I’m going to go out on a limb and make the assumption that everyone at some point or another felt inadequate or even invisible.
The reason for this is because one’s ego is compelled to compare oneself with another. You see someone and judge that they have a better body or they have more money or they’re more liked by one’s peers or they have something unique that one lacks.
But this tendency to compare also “benefits” one when one sees that they have more free time or easier access to certain things or more sex or a nicer home.
“Benefits” is in quotation marks because it only feels like a good thing when you’re the one who has more, but it is this same game that will eventually make you feel like a loser when you find yourself with less than someone else.
And maybe this wouldn’t be so bad if we didn’t then make the direr mistake of making these comparisons and having that define who we are and how we feel about ourselves.
I remember when Meghan Markle had just become a duchess and so many women were jealous of her newfound position and being the first black person to be a part of the British royal family. Of course, some celebrated her with no jealousy whatsoever. But some were at the very least envious.
Now that envy has turned into pity when she and her newborn child experienced racism by the very institution people thought she would be welcomed in.
It reminded me of being in high school and how people envied and coveted the hottest girl in school. It all seemed very glamorous until you realized how many people wanted to knock her off the throne they put her on and how many people wanted to be associated with her for their own selfish gains.
Then on the other hand you have the wallflowers who are beautiful in their own way but were inculcated to believe that value and beauty looked and acted a certain way. It would be years before they realized their own light. But when they did, all that was necessary was to show up in the right places and their natural talent did the rest.
Basically, what I’m trying to say is that everyone has their strengths and their weaknesses. Everyone has something that society needs because everyone is exceptional at something.
To address one’s weaknesses is admirable, but one must be careful to not focus on them for so long that one forgets their strengths. Because if one constantly focuses on one’s weaknesses, weaknesses that are naturally going to be there because of the strengths one has, one is fighting a losing battle.
I recently started listening to Bjork. If you know anything about her, she’s a very avant-garde musician and artist. She is not the type of person who would seamlessly fit into society. I’m not someone who seamlessly fits into my own society and even I consider her the closest thing to extra-terrestrial life on this planet!
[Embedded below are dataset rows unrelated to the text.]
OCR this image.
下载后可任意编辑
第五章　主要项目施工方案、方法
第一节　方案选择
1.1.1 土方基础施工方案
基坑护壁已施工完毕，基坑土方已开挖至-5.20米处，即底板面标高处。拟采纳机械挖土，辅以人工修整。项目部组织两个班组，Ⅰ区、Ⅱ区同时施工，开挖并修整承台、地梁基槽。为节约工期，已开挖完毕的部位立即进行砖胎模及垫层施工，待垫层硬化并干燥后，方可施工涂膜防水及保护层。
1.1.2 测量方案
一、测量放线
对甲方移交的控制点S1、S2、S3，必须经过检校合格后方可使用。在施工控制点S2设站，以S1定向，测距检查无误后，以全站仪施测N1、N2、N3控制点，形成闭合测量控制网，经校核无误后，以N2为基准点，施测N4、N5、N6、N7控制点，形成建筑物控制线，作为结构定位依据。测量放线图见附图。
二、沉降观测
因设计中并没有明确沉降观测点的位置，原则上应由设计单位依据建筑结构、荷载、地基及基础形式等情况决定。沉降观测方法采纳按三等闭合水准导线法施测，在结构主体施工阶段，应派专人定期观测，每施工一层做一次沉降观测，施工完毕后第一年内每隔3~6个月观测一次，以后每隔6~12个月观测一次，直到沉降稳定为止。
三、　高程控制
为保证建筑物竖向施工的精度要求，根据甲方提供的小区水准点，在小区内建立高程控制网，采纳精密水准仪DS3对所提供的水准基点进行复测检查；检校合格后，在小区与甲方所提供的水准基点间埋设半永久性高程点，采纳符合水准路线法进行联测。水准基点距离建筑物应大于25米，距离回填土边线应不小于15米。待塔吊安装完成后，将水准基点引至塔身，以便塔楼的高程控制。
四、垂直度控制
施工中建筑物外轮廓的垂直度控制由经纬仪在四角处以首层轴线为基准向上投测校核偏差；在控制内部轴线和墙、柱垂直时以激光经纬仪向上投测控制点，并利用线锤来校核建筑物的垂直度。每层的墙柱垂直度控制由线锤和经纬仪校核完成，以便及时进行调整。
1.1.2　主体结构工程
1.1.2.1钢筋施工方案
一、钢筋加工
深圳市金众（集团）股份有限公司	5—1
She’s very bizarre but I like it and her fans absolutely adore her. I’m sure she’s just like everyone else who wanted to be accepted for who she was but I doubt she received that acceptance. Her voice is too strong, her art is too different and her performances are too much for most people to jive with.
And yet she has been cited as an inspiration by Thom Yorke, Missy Elliott, Amy Lee and Rush frontman Geddy Lee. These are not just artists that grew up watching her. Some of these are her contemporaries.
She is successful because she focused on her strengths and didn’t constantly dwell on her weaknesses or what others could do that she couldn’t. She saw value in herself and her tribe naturally found her. I’m happy to report that that’s how it works for all of us.
If we could make the conscious decision that every time we found ourselves in comparison with others, to stop the comparison immediately, we could step into higher self-esteem and happier, healthier lives. And that means ending the comparisons where we have less than others as well as the times when we have more. It must be both.
We don’t get a chance to boost our egos by thinking we are superior because we aren’t. Eventually, we will return to the notion that we are inferior to others, which means we’re back to exactly where we started.
Ultimately, when you continue this process for some time, you will eventually experience what you’ve probably always known: We’re all equal in value and no one is more valuable than anyone else.
The reason someone becomes the richest person in the world is because they solve more problems for more people than everyone else. The reason someone gets voted the most attractive is because the standards of beauty set up by that society were seen the most in that specific person. The reason someone is regarded as the most talented, the most giving, the best dressed or anything else in life is because they demonstrate those things the most and/or the best.
That doesn’t mean that you don’t also possess talent(s). You may play a very niche role that is highly important but not as visible because you cater for a specific audience. You may actually be more beloved and revered because you are so specific.
Thankfully, it doesn’t really matter. The point is that no one has any reason to think that they are generally inferior to anyone and naturally, no one is generally superior to anyone.
The sooner we can rid ourselves of the delusion that our inherent worth is determined by superiority/inferiority, the better.
It’s a pretty tall order but it’s one we need to commit to if we want a better life and a better society.